Audrey dan Nelsen duduk bersebelahan di sofa ruangan kerjanya. Nelsen mengambil segelas teh yang di bawakan Airin, menyeruputnya sedikit.

"Aku sedang sibuk. Langsung saja ke intinya." pinta Nelsen seraya menyilangkan kakinya.

Audrey berdeham pelan. Bagi nya itu merupakan suatu bentuk pengusiran dengan cara halus. Nelsen sangat handal menjaga sopan santun.

"Kita udah nggak ketemu lama. Bukan seharusnya kita bertukar kabar?" tanya Audrey merasa miris.

"Hmm begitu ya? Tapi yang ku tahu kabarmu sekarang baik-baik saja."

"Tahu darimana?"

"Kamu bisa datang kesini sendiri tanpa bantuan alat ataupun orang lain. Yah, bagiku itu menjawab semuanya." Nelsen mengangguk mantap.

"Gimana hubungan kamu sama..."

"Keysa? Baik. Sangat baik. Semakin hari aku semakin mencintainya." Nelsen menyeringai.

"Hmm. Begitu rupanya. Kupikir kalian udah lama nggak berhubungan lagi semenjak aku pergi."

Nelsen memajukan posisi duduknya menumpukkan kedua sikunya di lutut. Pandangannya menatap Audrey serius.

"Ada yang mau kamu bilang ke aku, Nelsen?"

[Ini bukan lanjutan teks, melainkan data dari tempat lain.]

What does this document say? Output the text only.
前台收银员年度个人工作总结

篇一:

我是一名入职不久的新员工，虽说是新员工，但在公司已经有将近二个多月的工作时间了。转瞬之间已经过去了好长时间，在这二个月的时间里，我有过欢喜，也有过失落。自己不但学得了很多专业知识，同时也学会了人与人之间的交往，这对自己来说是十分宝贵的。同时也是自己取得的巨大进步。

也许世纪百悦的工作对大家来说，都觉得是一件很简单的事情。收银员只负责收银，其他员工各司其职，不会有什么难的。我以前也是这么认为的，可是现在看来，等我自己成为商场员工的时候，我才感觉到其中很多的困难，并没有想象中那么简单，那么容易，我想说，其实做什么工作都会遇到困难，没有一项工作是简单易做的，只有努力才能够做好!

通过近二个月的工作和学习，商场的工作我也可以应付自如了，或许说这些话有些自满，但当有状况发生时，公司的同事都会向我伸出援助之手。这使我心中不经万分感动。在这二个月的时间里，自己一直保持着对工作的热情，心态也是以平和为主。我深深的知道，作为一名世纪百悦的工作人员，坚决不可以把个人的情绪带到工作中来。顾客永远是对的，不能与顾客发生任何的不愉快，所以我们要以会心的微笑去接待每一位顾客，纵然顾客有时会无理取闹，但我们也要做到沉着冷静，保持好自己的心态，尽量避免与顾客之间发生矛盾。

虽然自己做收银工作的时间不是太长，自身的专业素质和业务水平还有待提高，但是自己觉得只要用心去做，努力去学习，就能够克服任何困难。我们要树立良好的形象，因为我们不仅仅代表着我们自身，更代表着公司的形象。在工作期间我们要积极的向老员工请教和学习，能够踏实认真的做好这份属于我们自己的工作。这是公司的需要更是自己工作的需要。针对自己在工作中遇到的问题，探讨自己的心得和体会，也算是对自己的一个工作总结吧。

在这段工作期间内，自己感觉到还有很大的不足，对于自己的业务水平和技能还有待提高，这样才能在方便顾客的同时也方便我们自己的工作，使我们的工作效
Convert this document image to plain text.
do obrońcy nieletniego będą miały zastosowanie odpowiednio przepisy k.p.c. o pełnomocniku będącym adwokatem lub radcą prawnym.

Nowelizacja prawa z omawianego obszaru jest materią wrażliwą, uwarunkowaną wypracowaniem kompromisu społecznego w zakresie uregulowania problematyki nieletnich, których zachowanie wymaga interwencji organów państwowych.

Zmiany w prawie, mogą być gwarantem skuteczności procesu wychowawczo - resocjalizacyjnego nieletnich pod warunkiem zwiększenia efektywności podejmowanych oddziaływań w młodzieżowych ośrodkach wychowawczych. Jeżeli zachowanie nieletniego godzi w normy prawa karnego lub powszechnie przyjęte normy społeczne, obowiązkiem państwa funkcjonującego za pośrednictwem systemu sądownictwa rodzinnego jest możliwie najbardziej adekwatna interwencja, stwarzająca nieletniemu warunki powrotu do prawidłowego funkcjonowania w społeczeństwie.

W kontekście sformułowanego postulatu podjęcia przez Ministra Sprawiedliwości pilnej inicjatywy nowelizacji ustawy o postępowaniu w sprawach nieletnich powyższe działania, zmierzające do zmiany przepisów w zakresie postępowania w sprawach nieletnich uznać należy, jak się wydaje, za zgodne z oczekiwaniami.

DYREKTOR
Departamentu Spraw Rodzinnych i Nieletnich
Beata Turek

"Sudah berapa lama kamu menyimpan bakat perundung?" tanya Nelsen dalam dan tegas.

"Maksud kamu?"

"Kamu mengancam orang yang tidak tahu apa-apa dengan uang kamu. Apa kamu pikir dengan begitu dia akan berhenti?"

Audrey mengerutkan alisnya. Bukannya tak paham ia hanya takut salah menangkap momennya. Apa Nelsen sudah tahu? Apa Nelsen sekarang sedang memancingnya?

"Nelsen. Aku nggak ngerti kamu bicara apa."

"Berapa banyak yang kamu kasih ke dia? Tapi sepertinya itu masih kurang. Kenapa buktinya dia masih berada di dekatku? Apa perlu aku tambahin?" sambung Nelsen.

Audrey mulai tak tenang. Ia merasa terintimidasi. Ucapan Nelsen semakin membuatnya gusar.

"Kamu bicara apa sih? Kenapa ngelantur gitu? Mengancam apa maksud mu." Audrey tertawa kecil.

"Untuk apa sebenarnya kamu melakukan hal-hal itu? Apapun yang kamu mau sudah kamu dapatkan. Apa lagi yang kurang?" tanya Nelsen yang tak ingin basa basi lagi.

Tangan Audrey bergerak memindahkan tas dari pangkuannya. Matanya bergerak menatap ke atas meja. Ujung bibirnya terlihat terangkat.

"Ah, jadi dia udah ceritakan ke kamu. Nelsen, yang harus kita garis bawahi ya aku itu kasih dia kesepakatan bukan ancaman." sahut Audrey angkuh.

Emosi Nelsen mulai tersulut. Ia berusaha tetap menjaganya untuk sekarang. Nelsen tidak mau menimbulkan masalah disini.

"Aku nggak menyangka kamu bisa melakukan itu, Audrey." cerca Nelsen.

"Kenapa? Aku cuma ingin mempertahankan apa yang seharusnya jadi milikku. Kamu pikir aku melakukannya hanya untuk senang-senang!"

"Audrey!"

"Nelsen, coba kamu pikir lagi deh. Gimana dia bisa berhasil dekati kamu kalau bukan karena anak kamu. Dia itu pasti punya tujuan. Kamu nggak tahu kan? Buka mata kamu, Nelsen!"

"Tujuan? Tujuan apa?"

"Tujuan untuk mengincar harta kamu. Masa kamu gitu aja nggak tahu. Kamu udah terlalu dibutakan cinta olehnya!"

"Cukup. Kamu udah bicara terlalu jauh. Sebaiknya kamu pergi. Aku masih banyak kerjaan."

"Aku tahu itu sejak dia nolak uang yang aku kasih. Kenapa? Karna itu masih kurang. Sampai dia berhasil memposisikan diri nya agar bisa mendapat harta kamu, disitu kamu akan menyesal. Ingat kata-kata ku, Nelsen."